I agree with you Charles. My guess is that there will be a combination of improved charging times and an improvement in batteries. We're still at the very beginning of this technology.
I agree the ebuggy, while neat, has its own set of challenges. And that fast charging for 30 minutes or less is more practical than battery swapping. Could they even work that to less than 30 minutes? That could change, but so will battery chemistries.
Billvon, Every one of your reasons why battery swapping won't work has merit. Your comment lays out why this concept will likely not work. Quick charging seems to be the likely solution to letting EVs off the leash.
Thanks for the link, Charles. I wonder if something like the e-buggy could catch on. Seems that it would require quite a bit of infrastructure to make it work.
At a conference last week, I spoke with a design engineer from Lear. He is involved in crafting drive chains. He said the standard does not affect how the car is designed. It only affects how the car gets charged up.
I guess the lesson in all this, is that progress moves in fits in starts - but it has to start somewhere. The market will ultimately decide what is a "livable" solution, once the standards wars have died down.
Battery swaping is a stupid dream for all of the reasons already given, and also because of the skill needed to do it. Not only the electrical connections, but also the mechanical attachments will certainly stump a whole large segment of the population, with a lot of failures resulting.
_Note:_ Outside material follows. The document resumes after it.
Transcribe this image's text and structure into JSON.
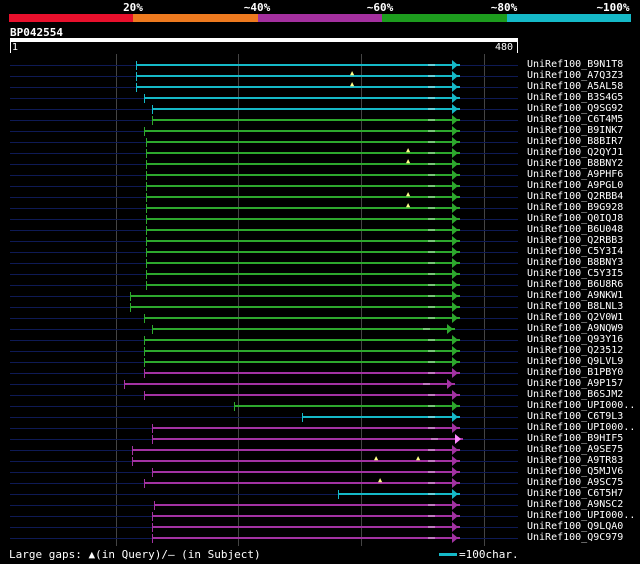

And, once again, there has been no real consideration of the battery side of the much higher recharge rate. Could you even drive away in a car whose battery was already at the upper temperature limit, or even higher? How much battery life would be lost in such a charge? What about connector melt-down"? In the industrial world, where reliability matters a bit, the high current connectors used are fairly expensive, and they require a bit of skill to use and replace. There is the very real chance that a damaged fast charge connector would continue to be used and damage the connectors on the next few vehicles being charged.
As for the connector standards, and then the commuynication standards, we are probably likely to see a situation more like we have with computers, where the goal seems to be that each application uses a connector unlike any other in existance. This is done to assure a captive market for replacements.
So the result will probably be that charging stations will need to deal with many different interfaces, even if some allegedly universal standard is created. The resulting confusion will probably do more to damage the reputation of electric vehicles than any other problems would. It will be interesting indeed to see if there is any way that it could be made to work. The one way that I can see is for the charger to be part of the vehicle and the connector be for the AC power input, which would utilize current industrial standards for connectors and the actual connections.
Keep in mind that this is not a battery pack design, or a battery pack controller - it is just the charger side of things. The battery pack is responsible for its own thermal management. The battery pack can request as much (or as little) power as it wants, so no risk of having a high power charger damage a small/low power battery.
A standards war is almost inevitable at this point. On one side we have CHAdeMO (up to 500VDC at up to 125A), which uses its own (large) connector and signalling is done using CANbus. On the other side we have the new J1772-DC standard (200-450VDC at up to 200A), which employs one of the most hideous connectors I've ever seen, and uses homeplug power line carrier for signalling. (The original J1772 scheme, which the new one also supports, did its signalling by varying the duty cycle of a 1 Khz square wave.) And then there's Tesla, which has their own fast DC charging scheme, using a much smaller very sleek connector employing who-knows-what type of signalling.
A fair number of cars already have CHAdeMO support. And the State of California is reportedly in the process of installing around 200 CHAdeMO chargers. Tesla is rolling out superchargers in various places.
It may be possible to build adaptors - the Tesla Model S comes with a J1772 adaptor that works reasonably well in my limited (1 month) experience. But building an adator that handles 90Kw isn't exactly trivial even if you're able to run the DC through it directly, which is by no means certain to be possible in all cases.
Speaking as a veteran of the IETF/ITU standards war, I can't say I'm looking forward to another one.